Minor comments and additional suggestions
For clarity, consider adding which of the VLP types your approach falls into (i.e. representation vs generative)
In the second paragraph of Section 1 RCSB-PDB is introduced without explaining what it is. The sentence containing this reference is also very unclear. I suggest re-framing it to make clear that you are making a connection between language and the evolutionary information contained in protein sequences. “Evolution” does not have a “spoken language” as such.
It is not clear how the learnable tokens are initialized/where they are coming from and their role. Why use 32 etc?
Notation slightly inconsistent, especially in equation (5) and accompanying description where matrices are vectors no longer in bold font.
The paper presents a protein chatbot that aims to converse about proteins. The method relies on two trainable components (the PLP-former and projection adapter) that take as input embeddings from pretrained protein models and transform them into a representation suitable for a Vicuna 13B LLM.
While this is clearly an interesting area of research, I found the approach not well evaluated and thus the paper not that convincing. The novelty of the method is also modest.
优点
-The paper touches an important problem of connecting proteins to the text modality in an aspirational conversational system.
缺点
-The evaluations/benchmarks presented are not that convincing. The only quantitative evaluation presented is on the RCSB-PDB Protein Description Dataset and the only results shown are that of various ablations of the authors' proposed system. Only some standard n-gram matching metrics are presented. There is no human evaluation or more factuality oriented metrics that would attest to the actually utility of the system.
-The writing could be more rigorous, particularly in describing the datasets and how they are used to train the model (Section 3.2). This would help give the reader more intuition on what the output of the PLP-former is supposed to represent.

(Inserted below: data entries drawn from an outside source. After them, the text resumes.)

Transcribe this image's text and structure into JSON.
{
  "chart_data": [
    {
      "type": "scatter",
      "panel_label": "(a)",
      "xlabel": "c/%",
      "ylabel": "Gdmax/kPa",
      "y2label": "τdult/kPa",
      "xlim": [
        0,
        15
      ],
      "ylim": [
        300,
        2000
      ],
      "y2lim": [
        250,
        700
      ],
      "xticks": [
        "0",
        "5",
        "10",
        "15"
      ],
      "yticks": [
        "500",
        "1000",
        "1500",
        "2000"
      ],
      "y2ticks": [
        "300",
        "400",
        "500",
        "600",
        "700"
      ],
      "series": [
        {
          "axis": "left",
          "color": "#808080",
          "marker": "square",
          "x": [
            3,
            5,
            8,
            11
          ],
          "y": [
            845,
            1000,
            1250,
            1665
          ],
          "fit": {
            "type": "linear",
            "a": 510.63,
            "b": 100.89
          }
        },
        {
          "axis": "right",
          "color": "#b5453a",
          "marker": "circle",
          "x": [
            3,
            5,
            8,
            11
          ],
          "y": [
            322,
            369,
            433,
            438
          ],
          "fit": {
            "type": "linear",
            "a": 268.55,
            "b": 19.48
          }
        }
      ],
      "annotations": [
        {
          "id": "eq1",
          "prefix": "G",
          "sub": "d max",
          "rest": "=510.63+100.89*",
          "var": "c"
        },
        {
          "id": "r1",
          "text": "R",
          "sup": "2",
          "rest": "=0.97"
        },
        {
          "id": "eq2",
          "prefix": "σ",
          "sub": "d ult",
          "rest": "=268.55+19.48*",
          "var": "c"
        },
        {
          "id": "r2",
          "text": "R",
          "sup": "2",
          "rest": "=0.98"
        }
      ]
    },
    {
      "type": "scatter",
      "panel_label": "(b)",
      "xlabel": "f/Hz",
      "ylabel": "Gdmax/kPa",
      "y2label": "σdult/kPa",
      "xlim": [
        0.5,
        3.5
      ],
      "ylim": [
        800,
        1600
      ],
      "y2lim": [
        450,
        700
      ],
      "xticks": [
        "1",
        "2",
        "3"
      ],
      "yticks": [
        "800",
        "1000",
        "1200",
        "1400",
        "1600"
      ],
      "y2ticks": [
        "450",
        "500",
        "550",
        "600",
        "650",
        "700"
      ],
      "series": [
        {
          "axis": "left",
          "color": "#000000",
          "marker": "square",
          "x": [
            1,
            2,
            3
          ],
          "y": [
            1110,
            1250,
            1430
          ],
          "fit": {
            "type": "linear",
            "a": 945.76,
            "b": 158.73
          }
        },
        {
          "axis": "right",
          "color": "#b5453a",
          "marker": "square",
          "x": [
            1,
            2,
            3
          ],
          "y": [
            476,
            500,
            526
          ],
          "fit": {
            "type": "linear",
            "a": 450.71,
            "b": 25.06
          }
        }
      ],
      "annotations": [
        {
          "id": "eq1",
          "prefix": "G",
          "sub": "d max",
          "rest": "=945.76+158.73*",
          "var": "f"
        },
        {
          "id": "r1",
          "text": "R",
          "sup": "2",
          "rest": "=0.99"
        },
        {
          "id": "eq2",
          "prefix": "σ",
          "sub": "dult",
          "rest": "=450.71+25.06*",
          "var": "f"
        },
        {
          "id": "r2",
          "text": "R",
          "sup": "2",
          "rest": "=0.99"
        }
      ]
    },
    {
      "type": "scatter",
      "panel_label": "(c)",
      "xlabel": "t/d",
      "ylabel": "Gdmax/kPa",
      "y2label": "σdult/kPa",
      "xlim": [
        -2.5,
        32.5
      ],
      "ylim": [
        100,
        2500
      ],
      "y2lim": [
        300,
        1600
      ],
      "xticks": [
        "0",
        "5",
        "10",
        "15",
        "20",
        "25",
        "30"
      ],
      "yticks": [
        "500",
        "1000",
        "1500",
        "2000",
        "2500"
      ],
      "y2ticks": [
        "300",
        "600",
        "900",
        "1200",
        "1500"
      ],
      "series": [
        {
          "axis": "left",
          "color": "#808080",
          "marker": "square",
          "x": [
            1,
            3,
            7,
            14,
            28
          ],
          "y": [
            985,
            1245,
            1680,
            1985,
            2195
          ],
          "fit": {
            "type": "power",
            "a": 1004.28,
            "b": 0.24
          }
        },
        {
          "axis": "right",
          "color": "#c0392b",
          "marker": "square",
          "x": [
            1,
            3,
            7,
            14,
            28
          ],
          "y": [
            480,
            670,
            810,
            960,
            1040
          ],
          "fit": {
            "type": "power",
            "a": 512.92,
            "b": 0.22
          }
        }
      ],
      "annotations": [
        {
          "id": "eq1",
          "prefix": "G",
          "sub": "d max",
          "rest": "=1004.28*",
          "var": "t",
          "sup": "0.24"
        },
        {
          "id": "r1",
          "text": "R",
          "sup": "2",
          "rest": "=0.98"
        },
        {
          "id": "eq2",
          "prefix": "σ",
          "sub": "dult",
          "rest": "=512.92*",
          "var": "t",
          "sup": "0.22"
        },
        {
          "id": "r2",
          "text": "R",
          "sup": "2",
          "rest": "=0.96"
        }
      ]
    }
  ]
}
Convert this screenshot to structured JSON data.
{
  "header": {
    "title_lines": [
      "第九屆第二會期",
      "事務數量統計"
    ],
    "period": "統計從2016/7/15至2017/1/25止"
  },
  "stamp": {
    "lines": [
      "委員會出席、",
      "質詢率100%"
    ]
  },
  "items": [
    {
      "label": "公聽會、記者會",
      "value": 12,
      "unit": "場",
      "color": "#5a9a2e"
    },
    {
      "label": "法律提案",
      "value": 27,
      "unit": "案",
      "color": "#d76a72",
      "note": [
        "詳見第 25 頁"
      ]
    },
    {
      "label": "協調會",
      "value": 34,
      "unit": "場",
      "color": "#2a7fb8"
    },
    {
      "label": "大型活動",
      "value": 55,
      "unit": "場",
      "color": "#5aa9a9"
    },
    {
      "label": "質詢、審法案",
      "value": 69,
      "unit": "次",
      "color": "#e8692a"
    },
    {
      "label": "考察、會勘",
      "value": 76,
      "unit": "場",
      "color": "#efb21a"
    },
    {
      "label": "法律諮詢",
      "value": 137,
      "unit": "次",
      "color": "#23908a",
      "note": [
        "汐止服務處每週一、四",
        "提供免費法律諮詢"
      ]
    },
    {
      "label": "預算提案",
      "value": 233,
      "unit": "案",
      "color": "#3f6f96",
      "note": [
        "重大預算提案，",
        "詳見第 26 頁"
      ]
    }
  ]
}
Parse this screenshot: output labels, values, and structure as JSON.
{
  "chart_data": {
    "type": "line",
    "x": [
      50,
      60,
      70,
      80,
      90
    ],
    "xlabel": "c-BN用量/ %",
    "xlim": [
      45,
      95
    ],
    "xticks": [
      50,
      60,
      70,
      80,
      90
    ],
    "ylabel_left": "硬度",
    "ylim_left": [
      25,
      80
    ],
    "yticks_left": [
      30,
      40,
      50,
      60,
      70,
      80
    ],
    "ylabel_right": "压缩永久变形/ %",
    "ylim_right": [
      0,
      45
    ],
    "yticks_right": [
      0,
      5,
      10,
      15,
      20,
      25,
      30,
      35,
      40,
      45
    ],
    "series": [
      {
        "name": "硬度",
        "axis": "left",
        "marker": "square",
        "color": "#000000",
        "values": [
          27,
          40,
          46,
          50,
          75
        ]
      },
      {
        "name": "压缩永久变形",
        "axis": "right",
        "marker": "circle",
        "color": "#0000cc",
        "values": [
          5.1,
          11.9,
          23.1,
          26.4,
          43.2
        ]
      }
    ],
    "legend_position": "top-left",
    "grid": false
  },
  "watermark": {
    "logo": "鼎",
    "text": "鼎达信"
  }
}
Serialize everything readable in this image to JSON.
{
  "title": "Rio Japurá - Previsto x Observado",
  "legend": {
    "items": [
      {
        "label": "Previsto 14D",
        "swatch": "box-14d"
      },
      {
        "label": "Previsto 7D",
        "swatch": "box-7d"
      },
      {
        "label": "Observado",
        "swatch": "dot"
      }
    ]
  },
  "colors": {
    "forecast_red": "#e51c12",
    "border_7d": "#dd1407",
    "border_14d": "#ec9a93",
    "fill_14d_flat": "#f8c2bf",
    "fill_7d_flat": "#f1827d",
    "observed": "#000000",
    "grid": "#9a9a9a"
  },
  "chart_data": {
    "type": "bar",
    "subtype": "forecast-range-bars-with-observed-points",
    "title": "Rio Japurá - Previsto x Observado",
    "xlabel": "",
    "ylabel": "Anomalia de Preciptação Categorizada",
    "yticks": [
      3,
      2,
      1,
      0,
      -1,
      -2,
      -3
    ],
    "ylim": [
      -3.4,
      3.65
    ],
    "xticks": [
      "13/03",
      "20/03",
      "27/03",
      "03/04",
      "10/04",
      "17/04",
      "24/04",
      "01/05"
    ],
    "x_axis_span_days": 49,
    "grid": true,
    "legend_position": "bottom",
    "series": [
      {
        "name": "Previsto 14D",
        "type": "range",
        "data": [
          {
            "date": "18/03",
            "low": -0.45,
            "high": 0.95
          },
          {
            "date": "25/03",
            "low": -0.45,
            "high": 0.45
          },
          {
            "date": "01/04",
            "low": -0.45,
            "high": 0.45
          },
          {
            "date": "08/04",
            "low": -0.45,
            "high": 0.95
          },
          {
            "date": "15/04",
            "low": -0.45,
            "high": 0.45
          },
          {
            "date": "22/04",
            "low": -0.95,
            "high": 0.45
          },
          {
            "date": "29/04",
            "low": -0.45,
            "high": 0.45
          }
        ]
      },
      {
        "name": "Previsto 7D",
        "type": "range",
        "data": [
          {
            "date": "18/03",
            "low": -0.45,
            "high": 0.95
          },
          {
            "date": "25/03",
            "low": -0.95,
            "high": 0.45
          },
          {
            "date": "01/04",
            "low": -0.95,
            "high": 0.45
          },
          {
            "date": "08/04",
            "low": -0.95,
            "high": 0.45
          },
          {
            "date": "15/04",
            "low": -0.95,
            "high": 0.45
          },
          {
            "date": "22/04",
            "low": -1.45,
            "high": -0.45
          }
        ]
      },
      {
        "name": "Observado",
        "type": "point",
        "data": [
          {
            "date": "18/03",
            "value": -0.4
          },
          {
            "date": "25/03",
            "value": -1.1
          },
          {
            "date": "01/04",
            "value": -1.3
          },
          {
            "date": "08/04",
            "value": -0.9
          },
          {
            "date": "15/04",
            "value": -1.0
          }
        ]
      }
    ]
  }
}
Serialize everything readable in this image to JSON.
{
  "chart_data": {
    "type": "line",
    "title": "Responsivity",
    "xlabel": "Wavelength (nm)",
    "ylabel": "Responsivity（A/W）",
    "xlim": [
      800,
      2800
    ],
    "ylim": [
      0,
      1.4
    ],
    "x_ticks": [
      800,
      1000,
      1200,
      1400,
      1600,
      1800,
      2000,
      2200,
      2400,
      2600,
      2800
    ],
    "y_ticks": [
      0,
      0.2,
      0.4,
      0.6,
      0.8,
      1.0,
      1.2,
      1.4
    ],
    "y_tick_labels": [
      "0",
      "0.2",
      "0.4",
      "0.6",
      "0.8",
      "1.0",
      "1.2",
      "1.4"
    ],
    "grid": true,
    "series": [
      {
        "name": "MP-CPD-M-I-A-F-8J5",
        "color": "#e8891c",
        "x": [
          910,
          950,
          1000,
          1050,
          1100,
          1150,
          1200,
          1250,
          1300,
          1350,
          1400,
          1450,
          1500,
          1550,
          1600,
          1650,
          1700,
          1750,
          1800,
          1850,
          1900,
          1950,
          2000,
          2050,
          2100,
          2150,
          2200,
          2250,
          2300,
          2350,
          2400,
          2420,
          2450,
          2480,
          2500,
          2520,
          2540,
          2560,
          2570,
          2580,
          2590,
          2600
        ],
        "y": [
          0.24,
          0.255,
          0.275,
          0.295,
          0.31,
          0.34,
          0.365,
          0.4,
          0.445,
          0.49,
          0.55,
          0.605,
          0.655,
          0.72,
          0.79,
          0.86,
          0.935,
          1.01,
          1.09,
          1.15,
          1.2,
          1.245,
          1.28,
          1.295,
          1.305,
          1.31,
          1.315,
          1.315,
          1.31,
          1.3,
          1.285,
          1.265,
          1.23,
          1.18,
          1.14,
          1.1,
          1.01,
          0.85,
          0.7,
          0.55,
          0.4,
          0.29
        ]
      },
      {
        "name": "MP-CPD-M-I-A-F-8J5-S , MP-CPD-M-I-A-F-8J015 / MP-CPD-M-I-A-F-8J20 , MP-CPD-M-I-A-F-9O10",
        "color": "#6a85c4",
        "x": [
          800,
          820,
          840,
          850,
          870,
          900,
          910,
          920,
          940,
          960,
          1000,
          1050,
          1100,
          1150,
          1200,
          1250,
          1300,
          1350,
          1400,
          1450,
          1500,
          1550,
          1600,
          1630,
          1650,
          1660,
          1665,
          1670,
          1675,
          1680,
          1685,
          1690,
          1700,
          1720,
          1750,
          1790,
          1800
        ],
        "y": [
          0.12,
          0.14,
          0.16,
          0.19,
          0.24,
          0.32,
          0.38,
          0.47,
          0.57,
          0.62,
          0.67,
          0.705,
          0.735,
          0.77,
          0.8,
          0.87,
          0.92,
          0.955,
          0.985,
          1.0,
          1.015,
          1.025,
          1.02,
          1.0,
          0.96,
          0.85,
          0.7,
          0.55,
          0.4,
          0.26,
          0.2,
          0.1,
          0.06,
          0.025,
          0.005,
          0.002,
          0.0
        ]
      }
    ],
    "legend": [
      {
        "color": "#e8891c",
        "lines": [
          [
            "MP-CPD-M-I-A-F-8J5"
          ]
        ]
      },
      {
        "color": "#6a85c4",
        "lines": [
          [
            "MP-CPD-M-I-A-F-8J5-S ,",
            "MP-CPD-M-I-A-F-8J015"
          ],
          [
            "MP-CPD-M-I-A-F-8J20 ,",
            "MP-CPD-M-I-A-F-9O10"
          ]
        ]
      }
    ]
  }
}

-The name ProtChatGPT is not appropriate. ChatGPT is a commercial system and none of the components of the proposed method use it.
-The novelty of the method is modest, mostly an aggregation of existing techniques.
Nits: -The citation to ChatGPT on the first page is incorrect.
问题
It would be great to have some details/examples on Section 3.2, e.g. how the datasets are used to train the different modules (e.g. what the inputs and outputs are etc.), maybe an example would be useful.